El padre Jacques asintió con la cabeza.

—¿Un suicidio, por remordimiento, por deshonor?

—Nada de eso, maese doctor. Un vil asesinato. Un asesinato execrable.

—¡Demonios! —profirió el señor de Villanueva entre dientes—. ¿Cómo no he notado su presencia? ¿Cómo ha logrado llegar hasta fray Henri?

—Lo ignoro, aunque en todo caso lo ha hecho sirviéndose de medios bien humanos. La puerta de la celda estaba abierta de par en par. Las llaves, empero, no se han movido del cinto del carcelero. Todo esto me lleva a pensar que cuenta con un cómplice entre nosotros. Una idea insoportable.

—¿Me permitís…?

—Os lo ruego, necesitamos vuestra sapiencia para dilucidar este misterio. He dado orden de que nadie toque el cuerpo antes de vuestro reconocimiento.

—Sabia precaución.

—Si bien sois médico, preparaos para contemplar un espectáculo abominable. Dudo que pueda sobreponerme algún día. Yo… no tengo palabras para describirlo.

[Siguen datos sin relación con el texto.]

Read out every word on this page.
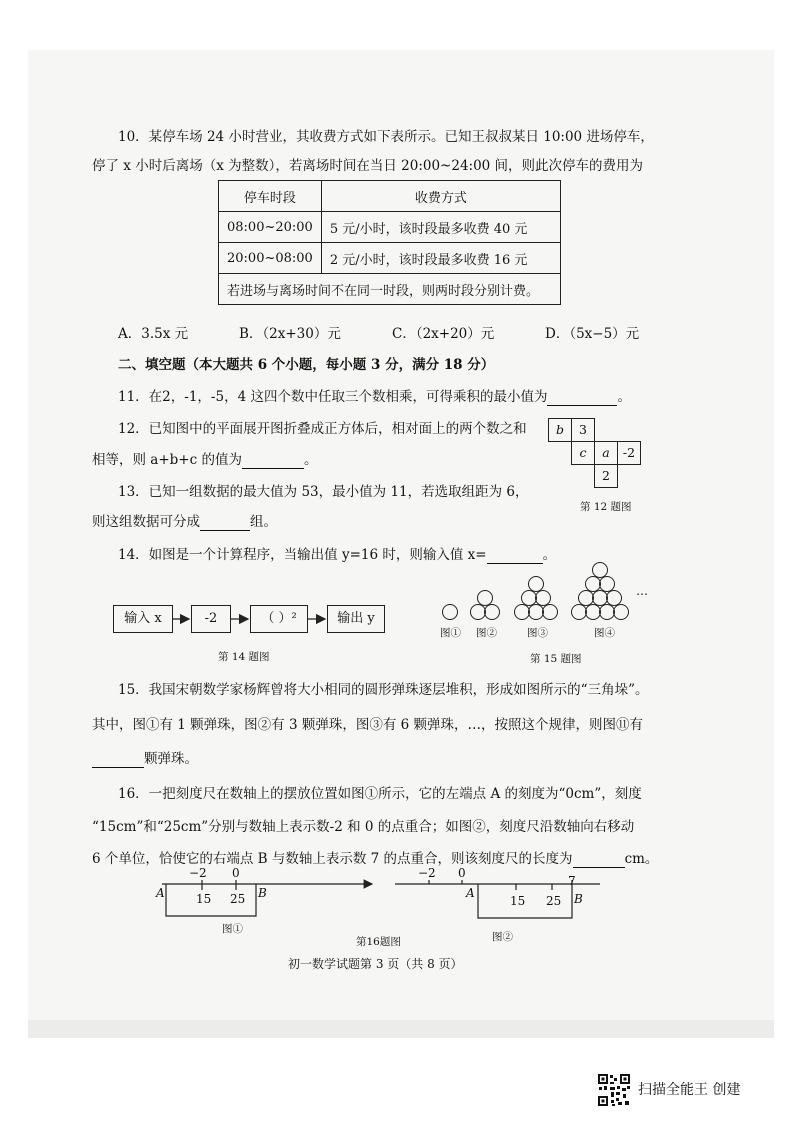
10．某停车场 24 小时营业，其收费方式如下表所示。已知王叔叔某日 10:00 进场停车，
停了 x 小时后离场（x 为整数），若离场时间在当日 20:00~24:00 间，则此次停车的费用为
停车时段	收费方式
08:00~20:00	5 元/小时，该时段最多收费 40 元
20:00~08:00	2 元/小时，该时段最多收费 16 元
若进场与离场时间不在同一时段，则两时段分别计费。	
A．3.5x 元	B．（2x+30）元	C．（2x+20）元	D．（5x−5）元
二、填空题（本大题共 6 个小题，每小题 3 分，满分 18 分）
11．在2，-1，-5，4 这四个数中任取三个数相乘，可得乘积的最小值为	。
12．已知图中的平面展开图折叠成正方体后，相对面上的两个数之和
相等，则 a+b+c 的值为	。
b	3
c	a	-2
2
第 12 题图
13．已知一组数据的最大值为 53，最小值为 11，若选取组距为 6，
则这组数据可分成	组。
14．如图是一个计算程序，当输出值 y=16 时，则输入值 x=	。
输入 x	-2	（ ）²	输出 y
第 14 题图
…
图① 图②	图③	图④
第 15 题图
15．我国宋朝数学家杨辉曾将大小相同的圆形弹珠逐层堆积，形成如图所示的“三角垛”。
其中，图①有 1 颗弹珠，图②有 3 颗弹珠，图③有 6 颗弹珠，…，按照这个规律，则图⑪有
颗弹珠。
16．一把刻度尺在数轴上的摆放位置如图①所示，它的左端点 A 的刻度为“0cm”，刻度
“15cm”和“25cm”分别与数轴上表示数-2 和 0 的点重合；如图②，刻度尺沿数轴向右移动
6 个单位，恰使它的右端点 B 与数轴上表示数 7 的点重合，则该刻度尺的长度为	cm。
−2 0
A	15 25 B
图①
−2 0
7
A
15 25 B
图②
第16题图
初一数学试题第 3 页（共 8 页）
扫描全能王 创建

Arnaldo de Villanueva dio la callada por respuesta. Había presenciado horrores cuya mera existencia escapaba a la imaginación de aquel pobre monje. Cuando se trataba de infligir penas y sufrimiento, la inventiva de los hombres no tenía límites. En lugar de eso, le aconsejó:

—Padre, os recomiendo que enviéis al exterior a algunos sirvientes laicos armados de antorchas. Que bordeen la muralla del recinto en busca de huellas de pisadas o de cascos. De ese modo quizás averigüemos su número y, sobre todo, si ya se han marchado.

—Gracias, Dios mío. No es el diablo. Todavía no. Solo los humanos se vengan. El diablo castiga. Infúndeme fuerzas para evitar que culmine su metamorfosis.

Tal y como lo mencionara el padre Jacques, el asesino había accedido a la celda de un modo bien humano. ¿Se trataría de Arnau Amalric o de un esbirro? El médico aún lo desconocía. Fuere como fuere, estaba claro que había amputado dos dedos al hermano Henri para hacerle confesar algo, la ubicación oculta de aquello que Arnau Amalric buscaba con vehemencia desde hacía lustros: la cruz de Béziers. Luego, lo había rematado para llevar a cabo su revancha e impedir que el monje revelara el escondite a otros. Los poderes de su adversario eran pues bastante limitados, contrariamente a lo que sus hermanos de lucha y él mismo tanto habían temido. A la luz de los testimonios recabados con los años, Arnaldo de Villanueva creyó estar enfrentándose a un ángel caído, de implacables poderes y fuerza e inteligencia portentosas. Sin embargo, todo aquello era tan monstruosamente humano, tan ordinario.